Ahmed Besbes first sets out the "business imperatives ... [then] dive into the common technical hurdles... and discuss strategies to overcome them".
Clarify Business value
- "Know your users and what they do... then discuss how RAGs and LLMs can help. Take sample questions and simulate how the system would handle them...
- Educate non-technical users on the capabilities and limitations ...
- Understand the user journey: What types of questions ... How will the generated answers be used ... how your RAG will integrate into an existing workflow ...
- Anticipate the data to be indexed... understand why and how it will be used to form a good answer ...

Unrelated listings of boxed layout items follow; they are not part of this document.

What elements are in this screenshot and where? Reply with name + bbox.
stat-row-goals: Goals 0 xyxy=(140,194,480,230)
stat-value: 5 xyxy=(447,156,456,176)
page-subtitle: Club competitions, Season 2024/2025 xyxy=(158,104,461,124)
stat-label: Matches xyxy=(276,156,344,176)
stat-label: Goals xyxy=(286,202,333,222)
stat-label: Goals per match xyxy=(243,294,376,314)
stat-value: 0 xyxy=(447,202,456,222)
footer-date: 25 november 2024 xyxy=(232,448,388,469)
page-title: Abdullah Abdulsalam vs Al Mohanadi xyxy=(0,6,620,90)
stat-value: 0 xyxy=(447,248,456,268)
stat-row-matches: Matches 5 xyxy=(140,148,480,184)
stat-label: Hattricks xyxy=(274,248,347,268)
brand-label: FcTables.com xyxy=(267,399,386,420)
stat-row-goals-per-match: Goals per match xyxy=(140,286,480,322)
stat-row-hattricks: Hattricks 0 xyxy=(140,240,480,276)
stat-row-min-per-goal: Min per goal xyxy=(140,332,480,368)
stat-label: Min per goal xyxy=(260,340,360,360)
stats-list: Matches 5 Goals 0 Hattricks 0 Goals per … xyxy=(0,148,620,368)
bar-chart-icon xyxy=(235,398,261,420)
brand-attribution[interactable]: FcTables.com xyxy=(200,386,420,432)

- Define success criteria... a clear way to compute the ROI... iterate continuously"
Understand what you’re indexing & Improve chunk quality
Sets out how to combine multimodal data (text, images, tables & code) and explores different chunking techniques: "in general ... analyze the data precisely and come up with a chunking rule that makes sense from a business perspective...:
- Leverage document metadata... to provide contextually relevant chunks"
- chunk length depends on content: verbose documents require longer chunks than those "written in bullet points"

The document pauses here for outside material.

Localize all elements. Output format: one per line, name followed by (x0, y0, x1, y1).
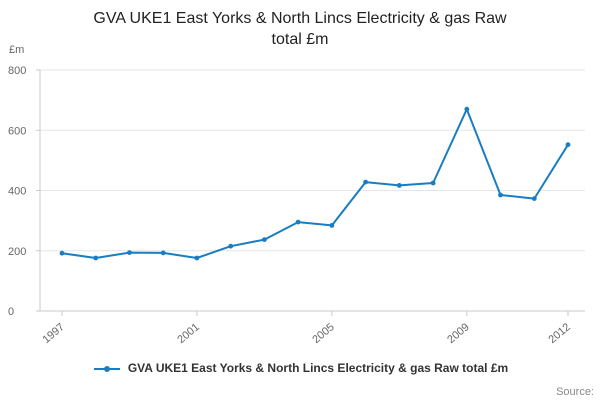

- some data - eg Jira tickets - doesn’t need chunking at all: "it’s relatively short and self-contained"
- "semantic chunking... generates chunks that are semantically relevant... time consuming since it relies on embedding models underneath"
Improve pre-retrieval
Pre-retrieval: refine the query before it gets to the RAG system so it "retrieves the most relevant and high-quality documents...:
- "use an LLM to rephrase" users' badly worded queries, perhaps using a chat to-and-fro.
- Hypothetical Document Embedding (HyDE) uses a GPT to create an answer (and so may be inaccurate), that is then embedded and used to query the RAG system
- "query augmentation combine the original query and the preliminary generated outputs as a new query... inspire the language model to rethink"
Improve retrieval
Given a query, basic retrieval "fetch the most relevant documents from the vector database... can be enhanced with additional techniques...:
- Hybrid search ... combines vector search and keyword search... maintaining control over the semantics while matching the exact terms of the query... [useful] when you search for specific keywords that the embedding model isn’t trained on / or is incapable of matching with vector similarity (e.g. product names, technical terms...

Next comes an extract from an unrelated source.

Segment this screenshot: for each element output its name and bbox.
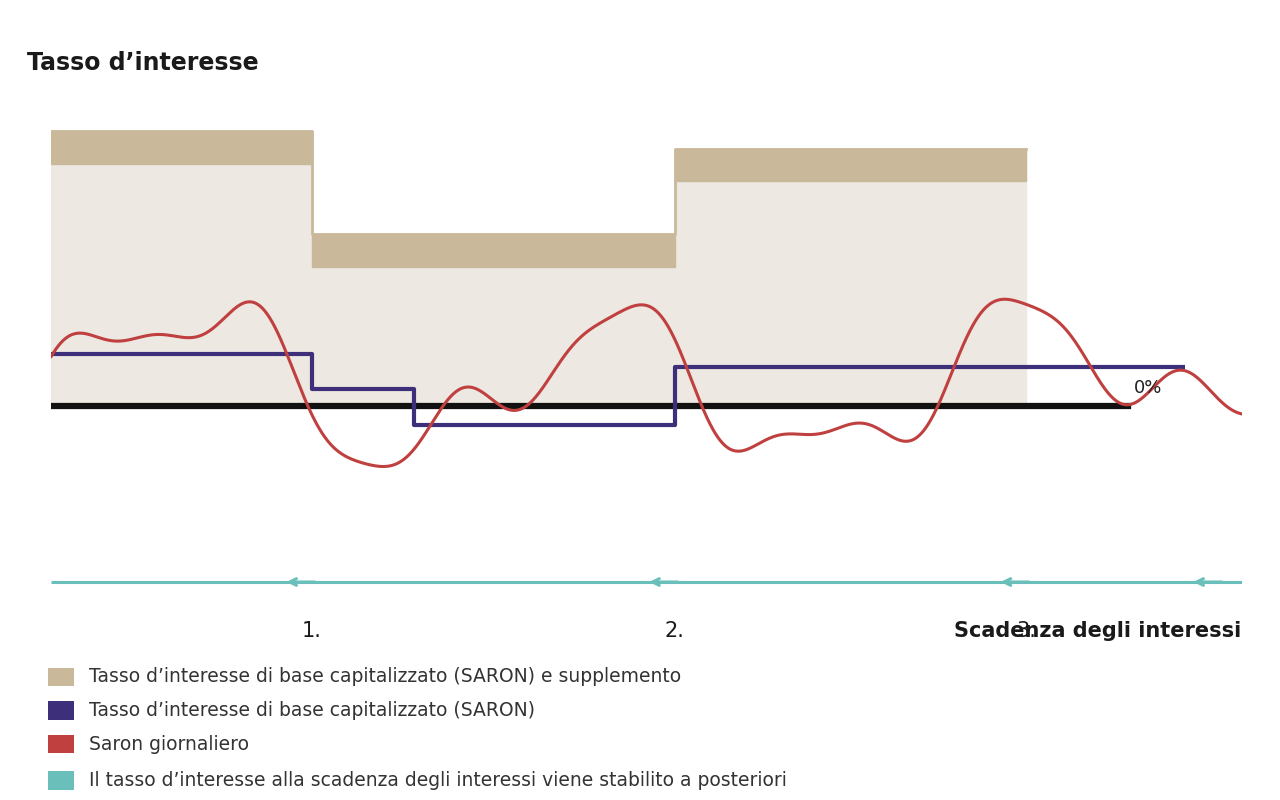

- Filter on metadata: Each vector ... [has] metadata. When querying ... use this metadata to pre-filter the space of vectors". Lowers compute cost and increases result quality... if the metadata is consistently applied, of course.
- "Test multiple embedding models...
- Fine-tune an embedding model... If you have positive pairs of related sentences like (query, context) or (query, answer)"
Improve Post-retrieval
"increase the relevancy of the documents after they are extracted from the database...:
- reranking ... re-ordering the documents based on their alignment/relatedness with the query...
- instruct an LLM to post-process ... rerank the documents and filter out unimportant sections ... [can] induce hallucinations"
Generation
"Once the documents are retrieved and processed ... they are passed to the LLM as a context to generate the answer... enhance answer generation:
- Define a system prompt": define how you want the system to behave - eg "write in a particular style... generate structured outputs" when that matches the use case
- "Include a few shot examples in your system prompt... [eg] add some input/output example pairs"
- use Chain Of Thought to invoke additional steps: "reasoning, summing up results or even taking a step back"
"Multiple frameworks perform these tasks... DSPY. It covers all these functionalities and provides an interesting paradigm to optimize prompt engineering."